= Dean Erickson =

American actor

Dean Erickson (born December 5, 1958, Maine) is an actor, writer, and the founder and CEO of Bionic Capital LLC, a registered investment advisory firm. He is best known for playing Gabriel Knight in The Beast Within and Eric, Daphne's love interest and Café Nervosa waiter, in Season 1 of Frasier.

== Career ==
After graduating from Brown University, he worked on Wall Street as an options trader and risk arbitrageur.

After six years he became an actor. He starred in several lesser Shakespearean productions and later guest starred in a few episodes of Frasier as a waiter called Eric who became a love interest for Daphne in the first season.

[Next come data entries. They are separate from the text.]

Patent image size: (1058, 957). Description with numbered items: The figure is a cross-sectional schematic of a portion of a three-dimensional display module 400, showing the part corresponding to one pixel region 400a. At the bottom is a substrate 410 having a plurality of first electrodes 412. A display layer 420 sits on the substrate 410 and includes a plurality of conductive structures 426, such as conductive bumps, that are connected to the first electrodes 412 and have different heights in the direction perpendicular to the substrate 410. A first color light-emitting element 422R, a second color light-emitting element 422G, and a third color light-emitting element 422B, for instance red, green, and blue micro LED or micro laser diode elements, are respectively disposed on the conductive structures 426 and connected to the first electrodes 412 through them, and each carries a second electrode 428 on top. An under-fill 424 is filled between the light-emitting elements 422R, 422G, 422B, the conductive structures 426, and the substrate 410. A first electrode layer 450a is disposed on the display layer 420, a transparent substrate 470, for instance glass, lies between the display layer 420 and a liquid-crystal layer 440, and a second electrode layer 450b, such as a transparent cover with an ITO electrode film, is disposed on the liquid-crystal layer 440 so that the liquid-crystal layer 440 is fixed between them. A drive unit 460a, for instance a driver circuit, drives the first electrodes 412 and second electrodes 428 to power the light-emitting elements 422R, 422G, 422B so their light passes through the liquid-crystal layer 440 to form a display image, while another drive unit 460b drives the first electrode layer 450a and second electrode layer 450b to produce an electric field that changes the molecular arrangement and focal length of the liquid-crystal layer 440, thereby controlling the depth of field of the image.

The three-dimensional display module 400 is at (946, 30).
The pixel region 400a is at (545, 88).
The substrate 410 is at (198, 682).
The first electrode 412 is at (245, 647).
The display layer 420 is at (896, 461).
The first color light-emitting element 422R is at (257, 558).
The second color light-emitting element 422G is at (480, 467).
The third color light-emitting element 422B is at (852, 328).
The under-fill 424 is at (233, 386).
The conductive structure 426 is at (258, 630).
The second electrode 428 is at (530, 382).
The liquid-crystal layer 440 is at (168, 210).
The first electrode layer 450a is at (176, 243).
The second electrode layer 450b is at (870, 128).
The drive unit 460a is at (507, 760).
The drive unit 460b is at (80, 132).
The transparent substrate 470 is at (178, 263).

His best known role may be starring as Gabriel Knight in the award-winning FMV video game The Beast Within. The role of Gabriel Knight was re-cast, since Jensen felt Tim Curry, who voiced Knight in Sins of the Fathers, did not look the part. Dean Erickson took the part, and delivered a take on the character markedly different from Curry's. Erickson explained that "there was no way I was going to do Tim Curry, because... you know, Tim Curry is Tim Curry. He was a little more animated or maybe you could say over the top. What he was doing called for that. What I was doing called for something a little more down to earth and grounded". He clarified that "[Curry] only voiced a character and, due to the nature of animation, voices often need to be more over-the-top, because they have to impart more of everything without the visual aspect of a real, live person on screen". To prepare for the role, Erickson intensely studied films with Southern characters and voice tapes of Southern dialects in order to make his accent sound natural. He enjoyed the role and later said that if the Gabriel Knight series had continued using live action FMV, he would have done more.

He later turned his focus to writing. He has published a mystery novel, No One Laughs at a Dead Clown, under the name DC Erickson, and a self-help book, Choose Your Story, Choose Your Life.

In 2010, he was elected to the Midcoast Maine Sports Hall of Fame.